Have you ever seen an operational vehicle of the Nigeria Police?  They look exactly like this police station at Eupi Otukpo in Benue State of Nigeria.  They vehicles are dilapidated, mere wreckages moving on worn out tires with no head lamps and break and rear lights and no more than five litres of petrol.  If you see a Police vehicle that is new, it is bought or renovated by a State Governor or a local government chairman in those days when they had access to the funds meant for local governments.  The other alternative for having good and operational vehicles for the Police is from the largesse of corporate organizations and criminals.

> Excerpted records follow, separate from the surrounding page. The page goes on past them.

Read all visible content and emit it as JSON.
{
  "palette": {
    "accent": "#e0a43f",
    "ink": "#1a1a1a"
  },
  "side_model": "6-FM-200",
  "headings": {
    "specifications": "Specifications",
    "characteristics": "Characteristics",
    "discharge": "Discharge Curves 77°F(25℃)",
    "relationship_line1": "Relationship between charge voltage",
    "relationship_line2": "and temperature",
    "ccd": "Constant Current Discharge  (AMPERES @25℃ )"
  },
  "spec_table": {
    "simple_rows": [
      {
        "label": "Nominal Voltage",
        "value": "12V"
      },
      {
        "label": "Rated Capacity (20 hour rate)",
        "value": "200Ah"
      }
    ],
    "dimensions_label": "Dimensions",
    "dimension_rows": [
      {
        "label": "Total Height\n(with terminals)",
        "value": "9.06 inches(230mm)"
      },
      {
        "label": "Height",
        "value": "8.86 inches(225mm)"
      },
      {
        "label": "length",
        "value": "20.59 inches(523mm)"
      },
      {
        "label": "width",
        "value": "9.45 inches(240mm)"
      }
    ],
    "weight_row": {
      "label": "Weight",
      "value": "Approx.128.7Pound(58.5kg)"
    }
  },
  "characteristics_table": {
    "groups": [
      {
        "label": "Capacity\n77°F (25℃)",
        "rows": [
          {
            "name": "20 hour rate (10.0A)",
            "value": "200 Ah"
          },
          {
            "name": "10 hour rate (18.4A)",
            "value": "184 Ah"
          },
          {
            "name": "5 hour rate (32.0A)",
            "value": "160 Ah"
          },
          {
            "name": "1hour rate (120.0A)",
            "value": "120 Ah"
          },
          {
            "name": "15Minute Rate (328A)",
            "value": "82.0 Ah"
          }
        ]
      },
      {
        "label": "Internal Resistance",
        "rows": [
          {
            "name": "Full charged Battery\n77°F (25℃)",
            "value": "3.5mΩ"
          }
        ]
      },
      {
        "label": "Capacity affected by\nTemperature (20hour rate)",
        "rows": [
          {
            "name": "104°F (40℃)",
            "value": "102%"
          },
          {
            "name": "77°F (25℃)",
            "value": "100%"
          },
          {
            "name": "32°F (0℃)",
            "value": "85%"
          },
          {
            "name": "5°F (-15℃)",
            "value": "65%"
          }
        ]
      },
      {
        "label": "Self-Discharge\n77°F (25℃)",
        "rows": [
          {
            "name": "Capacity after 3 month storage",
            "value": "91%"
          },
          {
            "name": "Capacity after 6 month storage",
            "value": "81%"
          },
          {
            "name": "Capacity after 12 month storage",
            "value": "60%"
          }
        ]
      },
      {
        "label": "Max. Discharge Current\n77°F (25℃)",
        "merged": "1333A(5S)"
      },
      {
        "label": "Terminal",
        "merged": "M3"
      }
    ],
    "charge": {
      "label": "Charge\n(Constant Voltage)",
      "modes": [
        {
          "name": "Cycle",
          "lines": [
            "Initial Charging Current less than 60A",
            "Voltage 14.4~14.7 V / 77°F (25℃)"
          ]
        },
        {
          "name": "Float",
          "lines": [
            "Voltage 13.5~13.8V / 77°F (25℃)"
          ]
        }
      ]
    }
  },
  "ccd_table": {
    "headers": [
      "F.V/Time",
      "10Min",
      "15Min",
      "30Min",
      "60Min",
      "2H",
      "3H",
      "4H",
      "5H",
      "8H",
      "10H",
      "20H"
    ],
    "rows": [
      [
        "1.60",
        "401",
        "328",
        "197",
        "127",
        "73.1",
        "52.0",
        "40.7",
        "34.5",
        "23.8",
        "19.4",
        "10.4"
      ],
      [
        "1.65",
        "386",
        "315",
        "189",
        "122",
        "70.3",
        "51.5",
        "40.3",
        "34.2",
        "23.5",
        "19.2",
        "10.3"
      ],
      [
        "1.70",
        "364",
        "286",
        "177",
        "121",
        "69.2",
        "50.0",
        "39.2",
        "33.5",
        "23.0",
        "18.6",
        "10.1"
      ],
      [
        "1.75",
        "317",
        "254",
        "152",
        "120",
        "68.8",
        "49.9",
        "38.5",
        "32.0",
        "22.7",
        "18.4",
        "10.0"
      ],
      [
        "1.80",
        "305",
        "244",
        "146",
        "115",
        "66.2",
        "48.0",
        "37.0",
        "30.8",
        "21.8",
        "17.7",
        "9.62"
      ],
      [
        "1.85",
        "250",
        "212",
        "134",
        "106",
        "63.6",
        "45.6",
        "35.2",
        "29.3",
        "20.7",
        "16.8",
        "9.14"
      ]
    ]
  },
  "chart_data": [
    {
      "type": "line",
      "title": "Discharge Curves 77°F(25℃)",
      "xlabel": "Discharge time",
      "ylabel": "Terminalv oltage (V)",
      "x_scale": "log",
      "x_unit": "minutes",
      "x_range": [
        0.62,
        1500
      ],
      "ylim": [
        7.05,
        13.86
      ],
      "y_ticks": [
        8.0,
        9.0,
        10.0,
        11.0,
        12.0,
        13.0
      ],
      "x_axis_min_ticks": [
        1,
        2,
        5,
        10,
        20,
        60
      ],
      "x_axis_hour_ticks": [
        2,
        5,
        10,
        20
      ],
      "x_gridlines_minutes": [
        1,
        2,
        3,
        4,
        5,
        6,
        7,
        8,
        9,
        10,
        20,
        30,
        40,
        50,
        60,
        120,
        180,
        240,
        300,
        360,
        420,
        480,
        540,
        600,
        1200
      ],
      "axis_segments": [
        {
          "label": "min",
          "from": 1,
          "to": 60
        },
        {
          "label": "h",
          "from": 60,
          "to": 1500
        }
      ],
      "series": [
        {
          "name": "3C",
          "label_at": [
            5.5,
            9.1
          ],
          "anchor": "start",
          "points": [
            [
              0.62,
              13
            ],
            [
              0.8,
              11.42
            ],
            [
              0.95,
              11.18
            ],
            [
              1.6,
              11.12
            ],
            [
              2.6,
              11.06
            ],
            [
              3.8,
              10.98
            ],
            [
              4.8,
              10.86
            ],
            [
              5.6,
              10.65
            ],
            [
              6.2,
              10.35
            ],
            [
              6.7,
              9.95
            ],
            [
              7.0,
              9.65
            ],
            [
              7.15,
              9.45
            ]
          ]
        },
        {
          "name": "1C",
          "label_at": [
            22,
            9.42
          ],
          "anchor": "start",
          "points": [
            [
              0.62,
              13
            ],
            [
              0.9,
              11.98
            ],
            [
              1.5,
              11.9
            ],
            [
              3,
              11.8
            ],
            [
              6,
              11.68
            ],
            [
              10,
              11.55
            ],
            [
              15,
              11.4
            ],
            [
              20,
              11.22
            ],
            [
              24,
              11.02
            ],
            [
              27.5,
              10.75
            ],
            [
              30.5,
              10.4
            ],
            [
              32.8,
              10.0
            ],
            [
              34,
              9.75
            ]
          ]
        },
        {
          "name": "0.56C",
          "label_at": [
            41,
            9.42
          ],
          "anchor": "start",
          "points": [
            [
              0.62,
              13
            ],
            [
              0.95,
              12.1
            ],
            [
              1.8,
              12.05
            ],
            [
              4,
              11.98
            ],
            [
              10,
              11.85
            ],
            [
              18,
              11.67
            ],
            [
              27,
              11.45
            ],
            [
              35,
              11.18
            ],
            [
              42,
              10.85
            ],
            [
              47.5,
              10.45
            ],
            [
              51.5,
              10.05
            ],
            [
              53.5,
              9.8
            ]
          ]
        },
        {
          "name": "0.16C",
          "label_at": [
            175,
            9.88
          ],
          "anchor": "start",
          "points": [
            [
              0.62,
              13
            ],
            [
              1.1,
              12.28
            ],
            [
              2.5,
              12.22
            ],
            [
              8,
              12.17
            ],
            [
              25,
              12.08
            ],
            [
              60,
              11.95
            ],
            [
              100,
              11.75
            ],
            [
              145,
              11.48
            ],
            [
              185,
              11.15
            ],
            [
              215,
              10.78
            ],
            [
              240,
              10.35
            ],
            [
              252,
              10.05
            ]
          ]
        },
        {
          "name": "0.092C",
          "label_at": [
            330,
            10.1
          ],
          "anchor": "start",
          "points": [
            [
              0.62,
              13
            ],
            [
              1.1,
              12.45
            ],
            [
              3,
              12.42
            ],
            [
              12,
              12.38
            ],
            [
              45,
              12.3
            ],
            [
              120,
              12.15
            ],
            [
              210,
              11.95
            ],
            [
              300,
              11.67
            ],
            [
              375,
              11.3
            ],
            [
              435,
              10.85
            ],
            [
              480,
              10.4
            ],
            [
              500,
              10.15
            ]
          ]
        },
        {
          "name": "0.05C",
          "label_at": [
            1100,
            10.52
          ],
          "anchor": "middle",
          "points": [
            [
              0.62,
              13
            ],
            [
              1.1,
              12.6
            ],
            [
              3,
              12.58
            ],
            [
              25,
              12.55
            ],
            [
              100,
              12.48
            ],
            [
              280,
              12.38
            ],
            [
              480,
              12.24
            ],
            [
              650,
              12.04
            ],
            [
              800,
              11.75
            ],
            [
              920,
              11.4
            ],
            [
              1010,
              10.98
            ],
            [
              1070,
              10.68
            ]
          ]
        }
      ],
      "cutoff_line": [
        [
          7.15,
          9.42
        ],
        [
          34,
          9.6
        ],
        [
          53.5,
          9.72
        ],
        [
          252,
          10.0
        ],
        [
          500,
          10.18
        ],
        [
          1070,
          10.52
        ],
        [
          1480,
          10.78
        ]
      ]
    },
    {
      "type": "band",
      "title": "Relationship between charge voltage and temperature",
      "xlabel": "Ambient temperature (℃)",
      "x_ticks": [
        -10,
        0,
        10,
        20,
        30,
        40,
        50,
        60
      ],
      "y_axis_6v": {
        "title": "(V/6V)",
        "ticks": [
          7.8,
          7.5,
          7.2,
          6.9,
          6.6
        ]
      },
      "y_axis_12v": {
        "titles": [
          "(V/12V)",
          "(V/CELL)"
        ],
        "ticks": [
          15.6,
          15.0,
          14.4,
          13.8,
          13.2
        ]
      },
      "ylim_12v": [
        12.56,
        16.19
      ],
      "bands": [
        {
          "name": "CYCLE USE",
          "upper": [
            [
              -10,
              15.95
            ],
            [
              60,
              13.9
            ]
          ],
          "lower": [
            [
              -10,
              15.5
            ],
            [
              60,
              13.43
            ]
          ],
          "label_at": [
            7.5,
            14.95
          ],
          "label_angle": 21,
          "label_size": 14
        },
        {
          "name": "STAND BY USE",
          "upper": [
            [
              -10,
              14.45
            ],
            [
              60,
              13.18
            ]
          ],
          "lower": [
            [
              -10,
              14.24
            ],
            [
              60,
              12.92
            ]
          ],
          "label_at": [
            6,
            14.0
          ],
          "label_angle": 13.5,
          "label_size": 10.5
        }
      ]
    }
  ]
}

It is conditions like this that make me call for State Police.  It is obvious that the Federal Government of Nigeria cannot fund the operations of a moderately manageable Police Force.  It is not because there is lack of funds but because there is unchecked corruption and indiscipline in the way government business has been run since independence, but especially since the military regimes in Nigeria to date. 

The truth is that there is nothing the Federal Government of Nigeria can do now to improve the condition of the Nigeria Police Force.  The Nigeria Police Force would continue to wallow in abjectness in morale, operational equipment, capability, training and crime combating.  It is totally decayed from the roots.  It is not redeemable.  It is only suitable for disbanding.

The forthcoming national conference should deal with this issue decisively.  A State Police and fiscal autonomy would save the situation.  The policemen serving at present need not lose their jobs.  They should all go to their state of origin to be converted and their years of service calculated accordingly for them.

The argument would be that if the same policemen should go to the state police, the trouble would continue.  My response to that is that it would not be so because, the problem of the Police is not just the Police but the Police Commission headed by politicians who are settled with such appointments.  They connive with authorities above and below around them to misuse the budgets set aside for policing and Police development.

On how a state governor would do better, I state that tribalism and the unwieldy nature of the Nigeria Police Force sheer size is one of the most challenging problems in dealing with the situation.  For a state Governor it is a direct solvable problem if there is rising crime in his state.  For the federal government, it is indirect and sometimes a third level problem that crime is rising in a particular state in the country.

All operations of the Nigeria Police Force are currently funded by State Governments without a composite Federal Allocation for that purpose.  The States are where the shoe pinches.  If the current budget for the Police is downloaded by constitutional provisions to the States, we would have a far better Police Force nationwide.

On the fear of misusing the Police, this is already being done.  A governor can do anything he wants with a Police Force be it Scotland Yard Police, not to talk of Nigeria Police.  They can do anything they want with even the military and all other security agencies and they are presently doing so.  Therefore, nothing we have not seen would happen because the Police Force is devolved to the States.

If we want a Police Force that would do professional policing for us, we need to treat them differently in all facets.  The only possible way to achieve that is through the disbandment of the Nigeria Police Force and the institutionalizing of State Police Force.

The federal government can retain a small elite police force whose duties would be to take over inter-state Police business and only when the two State Governors are not able to meet to deal with the matter.


The truth is that our Federal Government cannot afford the Police Force needed to police Nigeria.